The Court deemed these claims to be directed to an abstract idea, explaining that the claims are directed to “rules for conducting a wagering game, [which] compare to other ‘fundamental economic practice[s]’ found abstract by the Supreme Court.” In previous cases, courts have ruled economic arrangements (like methods of hedging commodity risk) ineligible for patent protection, and the Federal Circuit analogized to those cases to support this ruling, noting that “[a] wagering game is, effectively, a method of exchanging and resolving financial obligations based on the probabilities created during the distribution of the cards.”

The ruling is not helpful for those seeking to patent card games, but the case suggests a number of paths forward.

The court noted that a novel card deck might be eligible for protection. Inventors should consider developing new decks or supplementing a standard deck with some non-generic component, like a player-supplied token.

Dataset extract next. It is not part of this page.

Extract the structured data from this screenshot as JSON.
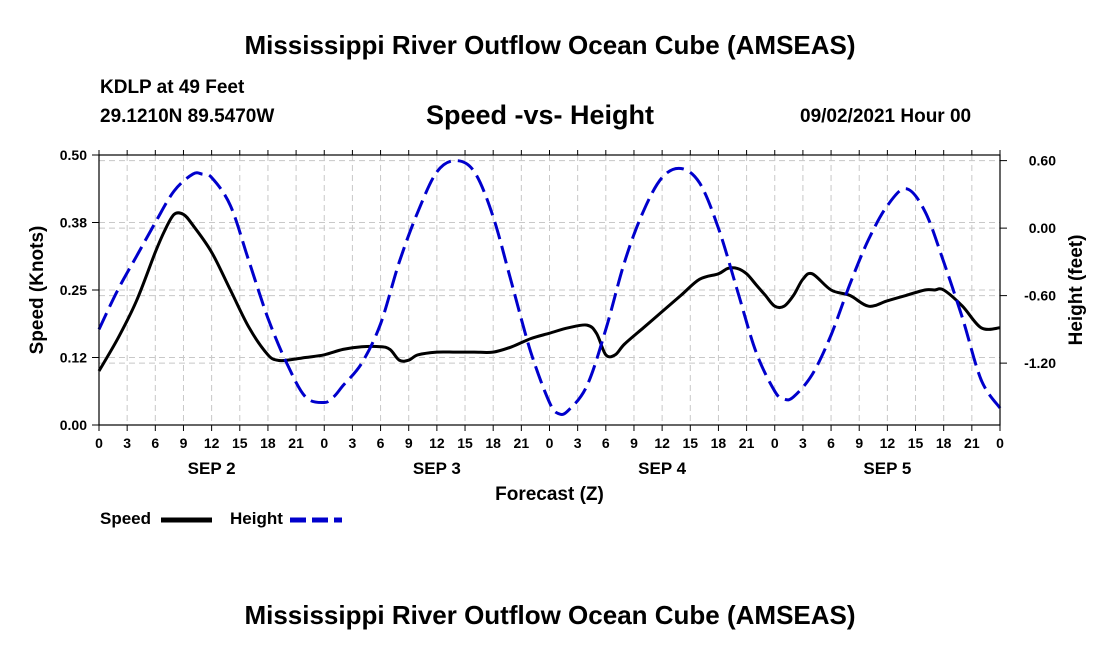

Those inventing games based on standard decks should consider crafting their patent applications to distance their invention from this ruling. The emphasis on wagering in the Court’s analysis suggest claims should be drafted more broadly, to merely decide a winner, rather than settle a bet. Future cases will likely indicate whether this is sufficient, but the risk for inventions built around standard decks is certainly elevated.

Also of note, some of the claims in the patent application were not analyzed by the Federal Circuit because they were allowed by the patent examiner. These claims recited a computer-implemented version of the game. The Patent Office’s analysis of these claims does not carry the same weight as this Federal Circuit ruling, but it provides anecdotal evidence that computer-implemented versions of games might fare better at the Patent Office.